Le 26 septembre 2007, [L] [X] a été convoqué à un entretien préalable à une sanction disciplinaire pour le 4 octobre 2007 au motif d'un abandon de poste et d'insolences envers son chef de service,M.[G].

Le 28 septembre 2007, cette convocation a été annulée par une seconde convocation, cette fois pour un entretien préalable à un licenciement fixé au 8 octobre 2007.

Par un second courrier daté du même jour, [L] [X] a été mis à pied à titre conservatoire.

Par lettre recommandée en date du 15 octobre 2007, [L] [X] la SNC LA CLOSERIE [Localité 5] a été licencié pour faute grave pour «insultes envers votre supérieur hiérarchique et abandon de poste » et « insubordination et refus de respecter les horaires contractuels».

Ayant vainement contesté son licenciement par lettre du 17 octobre 2007, en invoquant le harcèlement dont il affirmait être l'objet de la part de Monsieur [G], [L] [X] a saisi le Conseil de prud'hommes de Paris le 18 octobre 2007 aux fins notamment d'indemnisation pour licenciement sans cause réelle et sérieuse et harcèlement outre des rappels de salaires.

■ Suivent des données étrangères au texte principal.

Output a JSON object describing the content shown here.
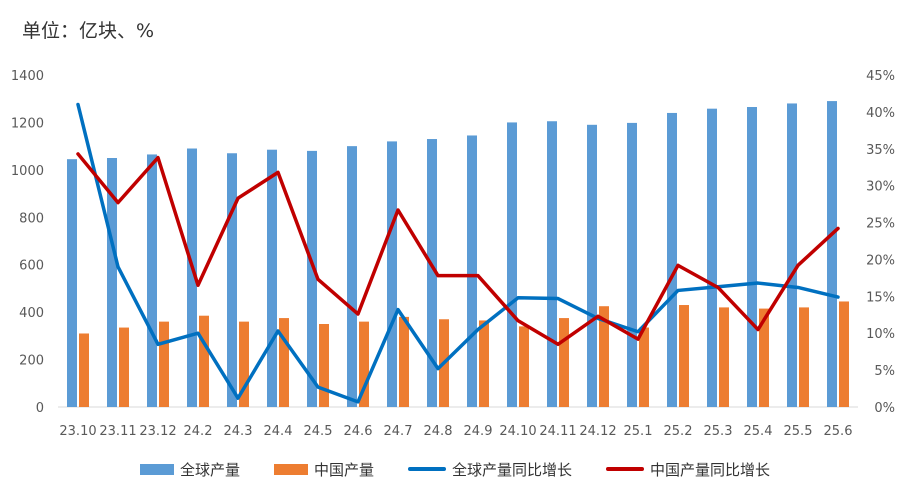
{
  "unit_label": "单位：亿块、%",
  "colors": {
    "global_output": "#5B9BD5",
    "china_output": "#ED7D31",
    "global_yoy": "#0070C0",
    "china_yoy": "#C00000",
    "axis": "#D9D9D9",
    "tick_text": "#595959"
  },
  "chart_data": {
    "type": "bar",
    "categories": [
      "23.10",
      "23.11",
      "23.12",
      "24.2",
      "24.3",
      "24.4",
      "24.5",
      "24.6",
      "24.7",
      "24.8",
      "24.9",
      "24.10",
      "24.11",
      "24.12",
      "25.1",
      "25.2",
      "25.3",
      "25.4",
      "25.5",
      "25.6"
    ],
    "series": [
      {
        "name": "全球产量",
        "type": "bar",
        "axis": "left",
        "values": [
          1045,
          1050,
          1065,
          1090,
          1070,
          1085,
          1080,
          1100,
          1120,
          1130,
          1145,
          1200,
          1205,
          1190,
          1198,
          1240,
          1258,
          1265,
          1280,
          1290
        ]
      },
      {
        "name": "中国产量",
        "type": "bar",
        "axis": "left",
        "values": [
          310,
          335,
          360,
          385,
          360,
          375,
          350,
          360,
          380,
          370,
          365,
          340,
          375,
          425,
          335,
          430,
          420,
          415,
          420,
          445
        ]
      },
      {
        "name": "全球产量同比增长",
        "type": "line",
        "axis": "right",
        "values": [
          41.0,
          19.0,
          8.5,
          10.0,
          1.2,
          10.3,
          2.7,
          0.7,
          13.2,
          5.2,
          10.5,
          14.8,
          14.7,
          12.0,
          10.2,
          15.8,
          16.3,
          16.8,
          16.2,
          14.9
        ]
      },
      {
        "name": "中国产量同比增长",
        "type": "line",
        "axis": "right",
        "values": [
          34.3,
          27.7,
          33.8,
          16.5,
          28.3,
          31.8,
          17.3,
          12.6,
          26.7,
          17.8,
          17.8,
          11.7,
          8.5,
          12.3,
          9.2,
          19.2,
          16.2,
          10.5,
          19.2,
          24.2
        ]
      }
    ],
    "ylim_left": [
      0,
      1400
    ],
    "yticks_left": [
      "0",
      "200",
      "400",
      "600",
      "800",
      "1000",
      "1200",
      "1400"
    ],
    "ylim_right": [
      0,
      45
    ],
    "yticks_right": [
      "0%",
      "5%",
      "10%",
      "15%",
      "20%",
      "25%",
      "30%",
      "35%",
      "40%",
      "45%"
    ],
    "grid": false,
    "legend_position": "bottom"
  },
  "legend": {
    "global_output": "全球产量",
    "china_output": "中国产量",
    "global_yoy": "全球产量同比增长",
    "china_yoy": "中国产量同比增长"
  }
}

Par jugement du 10 novembre 2009, le Conseil de prud'hommes, statuant en départage, a notamment fait droit aux demandes relatives au défaut de cause réelle et sérieuse du licenciement, condamné la SNC LA CLOSERIE [Localité 5] aux sommes afférentes à cette rupture outre un rappel de salaire sur la période de juillet 2003 à octobre 2007, les congés payés afférents et la mise à pied conservatoire et sursis à statuer s'agissant des heures supplémentaires et des dépens.

La SNC LA CLOSERIE [Localité 5] a interjeté appel de cette décision.

Par jugement de départage en date du 18 août 2010, le conseil a notamment :

- rejeté la demande de Monsieur [X] relative aux heures supplémentaires ;

-constaté que les faits de travail dissimulé au sens du Code du Travail étaient établis, mais dit que le montant de l'indemnité forfaitaire à hauteur de 6 mois de salaire à laquelle avait droit Monsieur [X] était absorbée par le montant des condamnations prononcées par le jugement du 10 novembre 2009 ;

- condamné la SNC LA CLOSERIE [Localité 5] à régler à Maître Olivier BONGRAND une somme de 1200€ sur le fondement de l'article 37 de la Loi du 10 juillet 1991.

Monsieur [X] a interjeté appel du second jugement.

La relation de travail est soumise à la convention collective des cafés, bars, restaurants.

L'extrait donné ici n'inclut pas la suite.